How to Spot a Rug Pull?
What is a rug pull and how do I protect myself?
We’ll tell you about a scam that has been targeting people in the shitcoin community.
In this blog post, we’ll tell you about a scam that has been targeting people in the shitcoin community, and we’ll give you one simple solution to help protect you from falling victim to it.
So, imagine you’re sitting at your computer, glued to the chat in a new shitcoin’s telegram channel. Any minute now, the admins are going to release the official link for this shitcoin’s limited presale. Upon release, you’ll race with thousands to try and submit your BNB, reserving your spot amongst the few lucky ones who “got in early”.
A friend sends you a private message, you leave the shitcoin chat for just a moment to reply, then hop back in; to your relief, no updates were posted in your brief absence. Finally, the admins mute the chat -- the first sign that they’re about to release the presale link!
Moments later, the presale link is pinned in the chat! You click on it, connect your wallet to the website, throw in your BNB as fast as possible, and raise your hands in celebration as you’ve made it!
This might be the opportunity for you to finally 100x your investment!
You head back over to Telegram to gloat about your victory...except you notice something odd. There are two different, yet identical Telegram groups! They share the same shitcoin logo and name. Dread begins to creep in, as your gut tells you that something’s not right. You click on one of the shitcoin chatrooms to see a pinned link to the presale -- ok, that appears normal. Next, you click on the identical Telegram group, only to read people sending warnings about a fake presale link posted in an imposter telegram channel. All your energy leaves your body, as you realize that you fell for a scraping scam, and there is no way to retrieve your lost funds.
Telegram is a decent communication app, but one very flawed feature is that users can be added to new groups without any prompting or request to join. Scammers have been taking advantage of this feature, a process called scraping. If you’ve ever seen random telegram channels added to your sidebar, you’ve probably been scraped. And while not all telegram groups that scrape individuals are scams, it’s probably best to avoid them just in case.
The scam above (one which I actually fell for) uses scraping + some additional trickery to steal crypto from unsuspecting users. In my case, the scammers made an exact replica of a telegram channel I was in and added me (and thousands of others) to their fake room. Next, they posed as the admin from the real channel, muted the chat, then provided a fake presale link. When all was said and done, they tricked hundreds of people and made away with tens of thousands of dollars.
You can use to avoid being tricked.
I’ve since learned of one simple feature in Telegram you can use to avoid being tricked into entering a fake Telegram chat.
On your Telegram account, you’ll see “All Chats”. It’s a chaotic list of chats bouncing up and down every time someone types a message, and should just be avoided altogether. Instead, you’re going to want to set up folders, which will allow you to filter out all the chaos. Personally, I have several folders based on tokens I’m looking to buy into, tokens I’m watching, and tokens I own.
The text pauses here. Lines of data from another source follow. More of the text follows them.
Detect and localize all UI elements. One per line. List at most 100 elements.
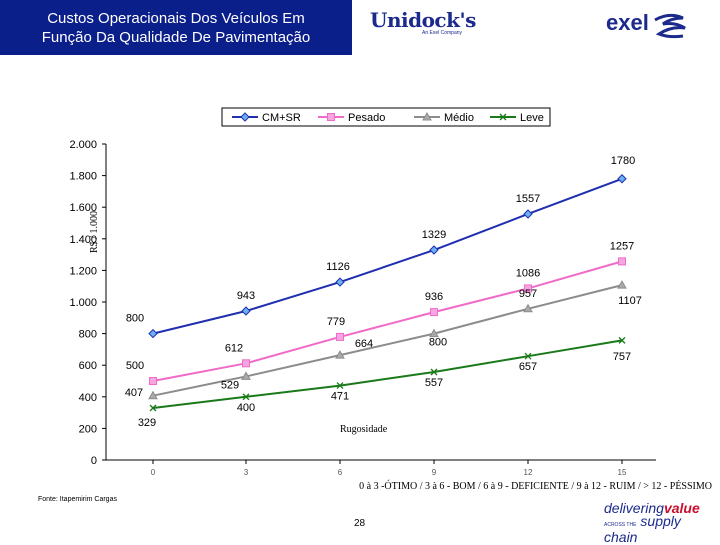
legend-marker [422, 111, 432, 121]
data-label: 757 [613, 351, 631, 363]
data-point [524, 352, 532, 360]
tagline-logo: deliveringvalue ACROSS THE supply chain [604, 500, 716, 545]
y-tick-label: 0 [91, 455, 97, 467]
axes-layer: 0 200 400 600 800 1.000 1.200 1.400 1.600 1.800 2.… [69, 139, 656, 477]
y-tick-label: 1.800 [69, 171, 97, 183]
title-line-2: Função Da Qualidade De Pavimentação [41, 28, 311, 46]
data-label: 657 [519, 361, 537, 373]
page-number: 28 [354, 518, 366, 529]
data-point [242, 359, 250, 368]
y-tick-label: 200 [79, 423, 97, 435]
legend-label: Pesado [348, 112, 385, 124]
data-label: 1257 [610, 240, 634, 252]
data-point [430, 308, 438, 317]
data-label: 500 [126, 360, 144, 372]
legend-label: CM+SR [262, 112, 301, 124]
data-label: 1086 [516, 267, 540, 279]
data-label: 329 [138, 417, 156, 429]
data-point [148, 328, 158, 339]
data-label: 1107 [618, 295, 642, 307]
data-point [335, 277, 345, 287]
data-point [523, 303, 533, 313]
data-point [618, 257, 626, 266]
series-line-cm-sr [152, 177, 623, 335]
y-tick-label: 1.600 [69, 202, 97, 214]
data-point [335, 350, 345, 359]
data-label: 664 [355, 338, 373, 350]
data-label: 529 [221, 379, 239, 391]
legend-marker [327, 113, 335, 121]
data-label: 400 [237, 402, 255, 414]
data-point [523, 209, 533, 219]
source-note: Fonte: Itapemirim Cargas [38, 496, 117, 503]
data-point [336, 332, 344, 341]
x-tick-label: 0 [151, 468, 156, 477]
y-tick-label: 1.400 [69, 234, 97, 246]
y-tick-label: 1.000 [69, 297, 97, 309]
exel-swoosh-icon [654, 13, 687, 38]
legend-marker [240, 112, 250, 122]
legend-box [221, 107, 551, 127]
legend-marker [499, 113, 507, 121]
data-point [241, 306, 251, 316]
tagline-word-2: value [663, 500, 700, 516]
x-axis-label: 0 à 3 -ÓTIMO / 3 à 6 - BOM / 6 à 9 - DEF… [359, 480, 712, 492]
y-axis-label: R$ / 1.000 [89, 211, 100, 253]
data-label: 943 [237, 290, 255, 302]
tagline-word-3: supply chain [604, 513, 681, 545]
data-label: 800 [126, 313, 144, 325]
x-tick-label: 6 [338, 468, 343, 477]
series-line-pesado [152, 260, 623, 382]
y-tick-label: 800 [79, 329, 97, 341]
data-point [618, 336, 626, 344]
unidocks-logo-text: Unidock's [370, 8, 476, 32]
y-tick-label: 1.200 [69, 265, 97, 277]
annotation-rugosidade: Rugosidade [340, 424, 388, 435]
x-tick-label: 15 [618, 468, 627, 477]
tagline-word-1: delivering [604, 500, 664, 516]
y-tick-label: 600 [79, 360, 97, 372]
legend-label: Médio [444, 112, 474, 124]
data-point [148, 390, 158, 400]
data-point [149, 377, 157, 385]
y-tick-label: 2.000 [69, 139, 97, 151]
legend: CM+SR Pesado Médio Leve [221, 107, 551, 127]
series-line-m-dio [152, 284, 623, 397]
series-lines-layer [148, 174, 627, 412]
data-point [429, 245, 439, 255]
data-point [241, 371, 251, 380]
title-line-1: Custos Operacionais Dos Veículos Em [47, 9, 305, 27]
data-point [617, 280, 627, 289]
data-label: 779 [327, 316, 345, 328]
exel-logo-text: exel [606, 10, 649, 35]
data-point [524, 284, 532, 293]
series-line-leve [152, 339, 623, 410]
unidocks-logo: Unidock's An Exel Company [370, 8, 476, 48]
data-label: 1329 [422, 229, 446, 241]
data-point [242, 393, 250, 401]
exel-logo: exel [606, 10, 706, 42]
data-labels-layer: 800 943 1126 1329 1557 1780 500 612 779 936 1086 12… [125, 155, 642, 429]
tagline-small: ACROSS THE [604, 522, 637, 528]
data-label: 471 [331, 391, 349, 403]
data-label: 800 [429, 337, 447, 349]
data-point [336, 382, 344, 390]
slide-title: Custos Operacionais Dos Veículos Em Funç… [0, 0, 352, 55]
legend-label: Leve [520, 112, 544, 124]
data-point [617, 174, 627, 184]
data-label: 1557 [516, 193, 540, 205]
data-label: 612 [225, 342, 243, 354]
data-point [149, 404, 157, 412]
data-label: 407 [125, 387, 143, 399]
data-label: 957 [519, 288, 537, 300]
data-point [429, 328, 439, 338]
data-label: 936 [425, 291, 443, 303]
data-label: 1780 [611, 155, 635, 167]
data-label: 557 [425, 377, 443, 389]
x-tick-label: 9 [432, 468, 437, 477]
x-tick-label: 3 [244, 468, 249, 477]
x-tick-label: 12 [524, 468, 533, 477]
data-point [430, 368, 438, 376]
y-tick-label: 400 [79, 392, 97, 404]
No one can add groups to your folders, so you don’t have to worry about an imposter chat making its way into the list. Scammers can still scrape you into fake Telegram channels, but you’ll never even see those channels if you avoid your “All Chat” area.
I hope one day Telegram implements a system that won’t leave users vulnerable to being scraped into scam groups, but until then, play it safe and set up folders.